Correio Braziliense
Além da descrição dos próprios debates, a
riqueza do livro Debate na veia está nos bastidores da realização pioneira do
enfrentamento direto e livre entre candidatos diante dos telespectadores
Há diversas razões para recomendar um livro:
texto agradável, história instigante, lições instrutivas, provocação de novas
ideias. Debate na veia, de Fernando Mitre, merece ser recomendado por
todas elas.
O admirado e respeitado jornalista nos fascina com agradáveis textos sobre um assunto atraente; aos de meia-idade, nos faz recordar momentos decisivos de nossa redemocratização; para o leitor de qualquer idade ensina história recente do Brasil; aos jovens que desejam ser jornalistas passa instrutivas lições fundamentais sobre a profissão. Sobretudo, nos provoca pelo menos duas ideias: o debate entre candidatos é uma injeção fortificante na veia da democracia e, apesar dessa vitamina, a democracia continua frágil.
Além da descrição dos próprios debates, a
riqueza do livro está nos bastidores da realização pioneira do enfrentamento
direto e livre entre candidatos diante dos telespectadores. A ditadura ainda
não estava de fato extinta (talvez ainda não esteja) e o Mitre com a Band já se
propunham a abrir o debate sem filtros entre todos os líderes do país. Os
debates foram determinantes para dar ao eleitor o argumento de escolha e também
para mostrar a estética do processo democrático, luta, balé, esgrima, boxe entre
os candidatos. Um dos capítulos explicita esse aspecto com o título Virou
circo? O público gosta.
O livro mostra também que a vitória não vai
necessariamente para os que dispõem de melhores propostas para o país no
futuro, porque o eleitor busca quem realiza seu interesse, não do país, para o
momento, não para o futuro. A democracia é o sistema que privilegia o indivíduo
e considera que a soma dos desejos da maioria deles para o imediato representa
a vontade do conjunto para o futuro. Essa é a fortaleza da democracia — dar aos
indivíduos o poder de escolher o líder de seu povo — e sua fragilidade — assumir
que o interesse de longo prazo do povo se identifica com a soma dos desejos
atuais da maioria dos indivíduos —, como se a eleição fosse um teste de
múltipla escolha. Os eleitores são prisioneiros de escolha entre nomes
previamente escolhidos pelos partidos.
O eleitor não desenha o líder que deseja e
escolhe mais por deslumbramento entre os candidatos oferecidos do que pelo
desempenho de cada um, às vezes vota em um por não gostar do outro, por razões
que nem ele percebe; outras vezes, um perdedor no debate vence na urna,
beneficiado com a solidariedade do eleitor. É fascinante conhecer os truques,
caprichos e melindres de cada candidato e seus assessores, que o Mitre desvenda
e desnuda, além de mostrar que a beleza da democracia está no poder do
indivíduo para escolher os dirigentes de seu país, mas os votos dependem de
variáveis que pouco têm a ver com a capacidade do escolhido para liderar o povo
e gerir seus recursos nacionais de maneira eficiente, justa e sustentável em
benefício da nação.
Mitre mostra ao leitor que o debate na veia é
absolutamente necessário, mas não suficiente para eliminar a fragilidade da
democracia da múltipla escolha que se baseia em eleições em função de erros,
descuidos e frases dos candidatos. Em alguns casos, da empatia com o carisma,
ou com o despojamento da camisa sem gravata.

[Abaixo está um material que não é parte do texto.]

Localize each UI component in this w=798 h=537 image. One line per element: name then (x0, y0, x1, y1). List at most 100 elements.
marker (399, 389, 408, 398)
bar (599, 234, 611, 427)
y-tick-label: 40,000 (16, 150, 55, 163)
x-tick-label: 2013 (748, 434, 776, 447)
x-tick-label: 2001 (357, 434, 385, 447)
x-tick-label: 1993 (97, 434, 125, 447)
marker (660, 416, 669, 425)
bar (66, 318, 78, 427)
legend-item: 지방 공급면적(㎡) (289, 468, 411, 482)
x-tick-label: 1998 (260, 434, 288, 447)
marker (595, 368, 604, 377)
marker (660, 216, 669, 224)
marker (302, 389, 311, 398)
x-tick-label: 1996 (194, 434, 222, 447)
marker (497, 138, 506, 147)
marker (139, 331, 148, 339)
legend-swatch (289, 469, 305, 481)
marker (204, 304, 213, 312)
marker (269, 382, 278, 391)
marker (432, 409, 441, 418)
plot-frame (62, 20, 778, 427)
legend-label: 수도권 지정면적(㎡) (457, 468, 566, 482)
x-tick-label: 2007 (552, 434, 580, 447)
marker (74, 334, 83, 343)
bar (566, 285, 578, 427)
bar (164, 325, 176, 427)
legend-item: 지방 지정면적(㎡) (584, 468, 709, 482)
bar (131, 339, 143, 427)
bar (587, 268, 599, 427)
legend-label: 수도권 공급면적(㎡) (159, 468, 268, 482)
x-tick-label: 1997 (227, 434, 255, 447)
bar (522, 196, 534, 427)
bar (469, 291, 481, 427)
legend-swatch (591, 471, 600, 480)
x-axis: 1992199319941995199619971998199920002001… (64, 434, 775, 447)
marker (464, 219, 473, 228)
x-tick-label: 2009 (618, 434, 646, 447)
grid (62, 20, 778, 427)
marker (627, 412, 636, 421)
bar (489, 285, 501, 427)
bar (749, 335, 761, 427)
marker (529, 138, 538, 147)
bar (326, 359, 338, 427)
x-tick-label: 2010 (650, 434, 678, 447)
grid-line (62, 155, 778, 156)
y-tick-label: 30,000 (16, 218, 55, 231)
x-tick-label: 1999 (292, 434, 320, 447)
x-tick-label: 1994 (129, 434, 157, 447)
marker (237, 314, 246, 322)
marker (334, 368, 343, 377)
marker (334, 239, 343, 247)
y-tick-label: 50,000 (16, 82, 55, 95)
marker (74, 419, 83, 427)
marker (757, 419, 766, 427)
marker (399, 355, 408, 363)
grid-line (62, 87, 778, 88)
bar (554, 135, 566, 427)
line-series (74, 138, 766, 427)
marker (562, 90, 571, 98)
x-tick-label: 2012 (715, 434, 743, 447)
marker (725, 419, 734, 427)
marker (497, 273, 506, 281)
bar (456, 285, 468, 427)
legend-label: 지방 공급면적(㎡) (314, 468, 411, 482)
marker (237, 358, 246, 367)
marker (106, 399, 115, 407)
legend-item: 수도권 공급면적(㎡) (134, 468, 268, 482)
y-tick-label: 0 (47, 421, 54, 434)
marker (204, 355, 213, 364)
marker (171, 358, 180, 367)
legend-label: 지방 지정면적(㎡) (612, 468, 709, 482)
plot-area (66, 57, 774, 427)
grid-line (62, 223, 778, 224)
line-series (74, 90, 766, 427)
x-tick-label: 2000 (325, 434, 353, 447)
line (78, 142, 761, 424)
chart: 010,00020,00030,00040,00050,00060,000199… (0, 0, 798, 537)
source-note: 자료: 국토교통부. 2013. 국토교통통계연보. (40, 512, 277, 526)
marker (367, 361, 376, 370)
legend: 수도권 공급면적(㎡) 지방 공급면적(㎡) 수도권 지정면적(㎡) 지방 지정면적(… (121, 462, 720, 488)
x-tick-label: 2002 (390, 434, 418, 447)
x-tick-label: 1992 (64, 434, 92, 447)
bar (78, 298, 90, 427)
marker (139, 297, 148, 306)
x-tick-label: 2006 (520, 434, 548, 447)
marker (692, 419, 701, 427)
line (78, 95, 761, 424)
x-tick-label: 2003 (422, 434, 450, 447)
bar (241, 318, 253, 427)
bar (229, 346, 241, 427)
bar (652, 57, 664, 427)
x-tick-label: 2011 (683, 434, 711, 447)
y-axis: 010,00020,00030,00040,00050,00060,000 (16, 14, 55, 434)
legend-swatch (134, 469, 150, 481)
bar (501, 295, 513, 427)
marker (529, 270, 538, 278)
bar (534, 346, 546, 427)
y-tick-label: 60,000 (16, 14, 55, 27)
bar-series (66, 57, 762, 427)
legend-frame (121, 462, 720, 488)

Soma-se a essa fragilidade intrínseca ao
sistema democrático desde sua origem, a realidade do mundo contemporâneo com
problemas planetários e democracias nacionais. No mundo atual, de mudanças
climáticas, migração em massa, economias integradas, a fragilidade da
democracia decorre também de sua limitação ao curto horizonte de tempo e aos
limites das fronteiras nacionais. O eleitor nos países mais ricos e
democráticos busca proteger-se nacionalmente; nos países pobres, eles querem
resolver seus problemas locais e imediatos.
Desde a Grécia antiga, só votavam os
eleitores da cidade-estado e, apesar de as decisões dos governantes atuais
terem efeitos mundiais, os estrangeiros não votam: a Terra não cabe na Ágora.
Os debates na “veia da democracia” servem ao
momento e ao local, mas, para construir o futuro, ela terá de se modernizar nos
temas, no espaço geopolítico e no tempo histórico. Isso exige educação, tema
que esteve praticamente ausente em todos debates nestes mais de 40 anos, como o
livro de Mitre nos faz perceber, deixando no leitor vontade de mais debates na
veia do processo eleitoral e mais educação na veia da própria democracia.